Lesson learned, Never overestimate the problem!
Honestly speaking, I solved DIV2 C using greedy algorithm, which was really out of my expectation.
yes. i thought of every possible way to solve this problem except the greedy way! :D
How is your dp then? Actually using dp and simple backtrack can run in linear time, should be fast enough
Hi icalFikr, could you please explain the dp method? Thanks
I'm not pretty sure if its called DP or else
Suppose we have range
[0..X], we can make every number from 0 to X with lowbit of some elements from set S.If we add one more element from S, supposed to be M. We can update range become
[0 .. X + lowbit(M)], the proof is really easy. So, range[X + 1 .. X + lowbit(M)]can be arranged by M as last component.After we precalc last component for each X <= sum, we can backtrack the query and find all of components of sum.
Sorry for my bad english ^^
Here is my solution if you want to know more
please update the ratings soon
done
Very nice contest in this special day.

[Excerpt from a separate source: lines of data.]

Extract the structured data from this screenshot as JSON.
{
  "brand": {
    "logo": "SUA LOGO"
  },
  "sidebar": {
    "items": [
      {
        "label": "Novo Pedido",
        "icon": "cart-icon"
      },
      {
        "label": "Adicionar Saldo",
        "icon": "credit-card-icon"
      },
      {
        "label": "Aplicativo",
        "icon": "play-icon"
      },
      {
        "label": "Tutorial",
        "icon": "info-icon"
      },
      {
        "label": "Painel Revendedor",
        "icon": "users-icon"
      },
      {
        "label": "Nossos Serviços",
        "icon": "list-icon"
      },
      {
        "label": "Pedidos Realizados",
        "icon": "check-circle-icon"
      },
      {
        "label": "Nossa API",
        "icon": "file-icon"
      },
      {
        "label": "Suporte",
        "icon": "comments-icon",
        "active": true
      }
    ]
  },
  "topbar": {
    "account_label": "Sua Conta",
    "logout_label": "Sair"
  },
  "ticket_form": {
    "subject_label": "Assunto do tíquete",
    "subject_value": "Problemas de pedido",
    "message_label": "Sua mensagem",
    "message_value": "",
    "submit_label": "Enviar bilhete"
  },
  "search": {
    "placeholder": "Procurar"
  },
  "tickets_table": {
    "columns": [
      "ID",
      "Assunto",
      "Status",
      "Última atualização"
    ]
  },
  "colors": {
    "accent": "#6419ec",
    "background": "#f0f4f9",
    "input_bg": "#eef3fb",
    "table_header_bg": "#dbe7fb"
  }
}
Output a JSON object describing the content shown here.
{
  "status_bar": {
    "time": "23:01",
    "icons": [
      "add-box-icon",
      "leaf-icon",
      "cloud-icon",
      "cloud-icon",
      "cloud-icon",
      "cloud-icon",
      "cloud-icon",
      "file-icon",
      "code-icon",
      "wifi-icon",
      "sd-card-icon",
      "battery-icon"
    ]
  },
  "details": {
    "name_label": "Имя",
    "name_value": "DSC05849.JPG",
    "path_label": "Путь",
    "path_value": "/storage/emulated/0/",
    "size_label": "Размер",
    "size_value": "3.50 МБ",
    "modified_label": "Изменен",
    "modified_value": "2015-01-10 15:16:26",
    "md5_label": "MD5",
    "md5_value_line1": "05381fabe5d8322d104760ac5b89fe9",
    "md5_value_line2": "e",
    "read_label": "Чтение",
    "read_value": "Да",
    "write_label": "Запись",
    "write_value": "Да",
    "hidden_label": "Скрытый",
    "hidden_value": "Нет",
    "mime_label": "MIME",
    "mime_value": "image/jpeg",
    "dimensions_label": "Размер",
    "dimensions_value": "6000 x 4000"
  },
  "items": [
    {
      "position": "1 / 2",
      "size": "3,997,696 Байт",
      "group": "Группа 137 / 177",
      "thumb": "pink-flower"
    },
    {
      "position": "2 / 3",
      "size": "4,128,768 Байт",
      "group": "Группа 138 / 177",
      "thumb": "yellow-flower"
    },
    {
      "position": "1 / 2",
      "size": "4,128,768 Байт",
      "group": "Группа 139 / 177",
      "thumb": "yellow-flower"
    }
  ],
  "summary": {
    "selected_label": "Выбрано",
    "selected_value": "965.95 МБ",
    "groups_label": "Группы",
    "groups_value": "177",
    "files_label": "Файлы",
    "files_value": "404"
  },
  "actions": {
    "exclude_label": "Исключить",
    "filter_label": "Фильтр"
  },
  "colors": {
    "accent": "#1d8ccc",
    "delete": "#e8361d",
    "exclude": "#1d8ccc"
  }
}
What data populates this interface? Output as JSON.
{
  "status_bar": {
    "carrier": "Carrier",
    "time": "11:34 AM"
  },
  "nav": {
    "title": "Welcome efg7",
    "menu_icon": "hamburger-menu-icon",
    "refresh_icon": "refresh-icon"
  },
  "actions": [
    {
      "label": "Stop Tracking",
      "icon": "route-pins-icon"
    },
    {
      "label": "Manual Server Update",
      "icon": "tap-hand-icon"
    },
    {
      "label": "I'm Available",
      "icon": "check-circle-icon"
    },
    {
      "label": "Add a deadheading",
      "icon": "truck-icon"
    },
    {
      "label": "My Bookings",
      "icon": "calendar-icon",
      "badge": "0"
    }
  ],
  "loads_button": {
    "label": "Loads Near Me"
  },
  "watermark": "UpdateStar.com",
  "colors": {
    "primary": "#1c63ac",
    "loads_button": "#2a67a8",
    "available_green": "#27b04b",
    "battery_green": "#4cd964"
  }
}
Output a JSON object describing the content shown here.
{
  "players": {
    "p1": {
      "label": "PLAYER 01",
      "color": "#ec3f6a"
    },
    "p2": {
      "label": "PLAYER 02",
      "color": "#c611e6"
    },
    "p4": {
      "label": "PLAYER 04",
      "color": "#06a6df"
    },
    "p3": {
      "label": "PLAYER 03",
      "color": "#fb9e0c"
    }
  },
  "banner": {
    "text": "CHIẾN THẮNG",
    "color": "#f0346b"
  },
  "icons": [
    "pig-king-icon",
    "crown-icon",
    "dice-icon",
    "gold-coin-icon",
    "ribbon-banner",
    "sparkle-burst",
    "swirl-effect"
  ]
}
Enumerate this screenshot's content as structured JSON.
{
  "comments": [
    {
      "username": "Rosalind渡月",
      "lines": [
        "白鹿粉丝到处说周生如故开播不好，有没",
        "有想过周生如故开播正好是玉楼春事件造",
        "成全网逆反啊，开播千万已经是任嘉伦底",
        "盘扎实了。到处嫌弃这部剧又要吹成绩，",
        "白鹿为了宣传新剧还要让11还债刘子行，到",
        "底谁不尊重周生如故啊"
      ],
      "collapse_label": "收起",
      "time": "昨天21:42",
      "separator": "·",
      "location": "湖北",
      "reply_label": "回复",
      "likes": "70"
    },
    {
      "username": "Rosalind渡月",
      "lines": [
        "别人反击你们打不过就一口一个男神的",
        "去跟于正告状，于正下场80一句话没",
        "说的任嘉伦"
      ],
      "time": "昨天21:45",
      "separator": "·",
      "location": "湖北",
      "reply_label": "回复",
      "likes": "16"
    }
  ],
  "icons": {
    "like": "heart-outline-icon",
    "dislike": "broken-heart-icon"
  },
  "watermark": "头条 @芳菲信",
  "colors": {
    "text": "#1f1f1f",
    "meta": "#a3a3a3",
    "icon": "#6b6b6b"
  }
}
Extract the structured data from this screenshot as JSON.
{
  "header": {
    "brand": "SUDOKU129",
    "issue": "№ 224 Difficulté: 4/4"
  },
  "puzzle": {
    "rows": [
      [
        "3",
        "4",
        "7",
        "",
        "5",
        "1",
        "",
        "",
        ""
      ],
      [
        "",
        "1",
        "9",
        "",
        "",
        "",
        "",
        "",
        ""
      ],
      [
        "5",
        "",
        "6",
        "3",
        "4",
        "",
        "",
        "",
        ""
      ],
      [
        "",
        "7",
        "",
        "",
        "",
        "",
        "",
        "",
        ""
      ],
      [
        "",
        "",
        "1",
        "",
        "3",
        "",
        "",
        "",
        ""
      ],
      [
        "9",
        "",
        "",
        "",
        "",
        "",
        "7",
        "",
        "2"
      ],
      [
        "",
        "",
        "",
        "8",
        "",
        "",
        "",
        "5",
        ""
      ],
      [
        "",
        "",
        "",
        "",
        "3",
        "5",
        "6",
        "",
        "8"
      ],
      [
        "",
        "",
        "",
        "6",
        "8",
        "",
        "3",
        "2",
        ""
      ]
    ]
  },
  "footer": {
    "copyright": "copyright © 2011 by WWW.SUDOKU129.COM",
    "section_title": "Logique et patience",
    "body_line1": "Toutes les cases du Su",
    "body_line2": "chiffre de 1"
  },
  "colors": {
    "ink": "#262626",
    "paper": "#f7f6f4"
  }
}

Problems was very interesnting to solve, and the div 2 A problem was like a bomb for hacking. I want more contest from you vfleaking
подскажите почему в задаче А вот такой тест дает ответ А
сам тест
A.aaaa
B.aa
C.a
D.a
"Why the answer is A and not C?" -- Google Translate
C and D aren't great, because the 1-character C is not twice shorter than the 1-character D. However, if we modify the case:
Then yes, A and D are both great, and so the answer is C.
What is the complexity of optimal solution for Div2B?
O(Limit)
why have you added test case on div 2 B problem after the contest
the sad thing is that the only one who submit E problem got WR in testcase 15 :(
only one who
submittedpassed pretests :)im not convinced with the solution of problem C Div2 does any one has any proof for it ??
proof
Thanks :D
http://codeforces.net/blog/entry/12490#comment-172014
Thanks :D
my rating was not changed :D
u will find urself under Balance points in the round stats published by DmitriyH.
Round Stats
Wow, kids from China. such a great round!